Daniil Medvedev returned to competition in Madrid on Wednesday with a blunt memory still attached to his name: the 6-0, 6-0 loss to Matteo Berrettini in Monte Carlo that ended his run on April 8. Speaking at Media Day for the Mutua Madrid Open 2026, Medvedev said the result meant something had gone badly wrong and that a double bagel hurt because of the humiliation.
"When you lose 6-0 and 6-0… clearly something went wrong," he said, adding that at this level "you can't lose like that" and that the day in Monte Carlo was not right. Medvedev had not competed since April 8 before his return in Madrid, and he said it took him a whole week to get back into rhythm and understand what he needed to do after the defeat.
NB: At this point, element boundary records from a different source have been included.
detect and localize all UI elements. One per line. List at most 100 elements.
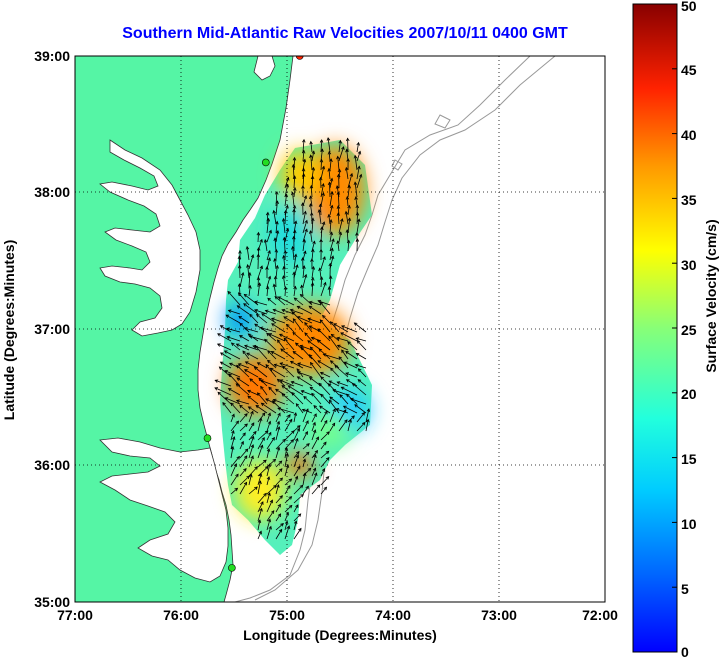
velocity-arrow-head bbox=[292, 175, 297, 179]
velocity-arrow bbox=[271, 323, 286, 333]
velocity-arrow bbox=[264, 339, 277, 351]
velocity-arrow-head bbox=[251, 435, 255, 440]
velocity-arrow-head bbox=[292, 204, 297, 209]
velocity-arrow-head bbox=[331, 422, 336, 427]
velocity-arrow bbox=[355, 196, 358, 207]
velocity-arrow-head bbox=[248, 284, 252, 289]
velocity-arrow-head bbox=[245, 245, 250, 250]
velocity-arrow-head bbox=[247, 271, 252, 276]
velocity-arrow-head bbox=[289, 360, 294, 365]
velocity-arrow bbox=[334, 365, 349, 378]
velocity-arrow-head bbox=[341, 349, 345, 354]
velocity-arrow-head bbox=[348, 418, 352, 423]
velocity-arrow-head bbox=[248, 335, 253, 339]
velocity-arrow-head bbox=[254, 300, 258, 304]
velocity-arrow bbox=[328, 151, 331, 162]
velocity-arrow bbox=[337, 241, 340, 252]
velocity-arrow-head bbox=[269, 367, 274, 372]
velocity-arrow-head bbox=[302, 458, 307, 463]
velocity-arrow bbox=[345, 372, 358, 378]
velocity-arrow-head bbox=[276, 446, 281, 451]
velocity-arrow bbox=[310, 346, 322, 360]
velocity-arrow bbox=[243, 303, 259, 315]
velocity-arrow bbox=[257, 466, 269, 477]
velocity-arrow bbox=[329, 191, 333, 207]
velocity-arrow-head bbox=[268, 431, 272, 436]
velocity-arrow-head bbox=[338, 139, 342, 144]
velocity-arrow-head bbox=[292, 351, 297, 355]
velocity-arrow-head bbox=[264, 430, 269, 435]
velocity-arrow-head bbox=[270, 351, 275, 355]
velocity-arrow-head bbox=[321, 468, 326, 472]
velocity-arrow-head bbox=[216, 343, 221, 347]
velocity-arrow bbox=[293, 494, 304, 504]
velocity-arrow bbox=[356, 337, 367, 342]
velocity-arrow-head bbox=[292, 235, 296, 240]
velocity-arrow-head bbox=[256, 231, 261, 236]
velocity-arrow-head bbox=[355, 238, 360, 242]
velocity-arrow-head bbox=[266, 476, 271, 480]
velocity-arrow-head bbox=[338, 231, 343, 236]
velocity-arrow-head bbox=[285, 323, 290, 328]
velocity-arrow-head bbox=[305, 451, 310, 456]
velocity-arrow bbox=[228, 310, 241, 315]
velocity-arrow-head bbox=[296, 368, 300, 372]
velocity-arrow-head bbox=[354, 196, 358, 200]
velocity-arrow bbox=[291, 381, 304, 387]
velocity-arrow-head bbox=[302, 158, 307, 163]
velocity-arrow-head bbox=[317, 208, 322, 213]
velocity-arrow bbox=[338, 356, 349, 369]
velocity-arrow-head bbox=[259, 265, 263, 270]
velocity-arrow-head bbox=[319, 238, 323, 243]
velocity-arrow-head bbox=[281, 393, 286, 397]
velocity-arrow bbox=[310, 196, 313, 207]
velocity-arrow-head bbox=[316, 339, 321, 343]
velocity-arrow bbox=[266, 421, 271, 432]
velocity-arrow bbox=[266, 432, 272, 441]
velocity-arrow-head bbox=[217, 391, 222, 396]
velocity-arrow bbox=[302, 431, 308, 441]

The gap before his next tournament, he said, gave him time to train calmly.
Medvedev, who is ranked No. 10, said his relationship with clay remains normal and that he can play on the surface, even if it has never been a particularly friendly one for him. He described clay as a surface full of unpredictable factors, likening it to playing FIFA because so much can happen that is outside a player's control. "For example, bad bounces on clay," he said. "You can do everything right and still miss a shot, that's frustrating for the player."
That is why, Medvedev said, he prefers to go for definitive shots on clay, accepting the risk rather than waiting for the surface to decide the point. The contrast between his words and the scoreboard in Monte Carlo was the sharpest part of his return to the public eye: a player known for control describing a surface that often strips it away. He said he is playing better now, but Madrid will offer the first real test of whether the time off and the training block have done enough.
Medvedev was scheduled to face the winner of Quinn versus Marozsan in the second round in Madrid, a draw that gives him a chance to turn the page after a loss that still clearly lingers. The tennis world had not seen him compete since April 8, and his first answers in Madrid suggested that the memory of that day still carries weight. What comes next will show whether the reset he described in Madrid is enough to make the clay season feel less like a trap and more like a chance.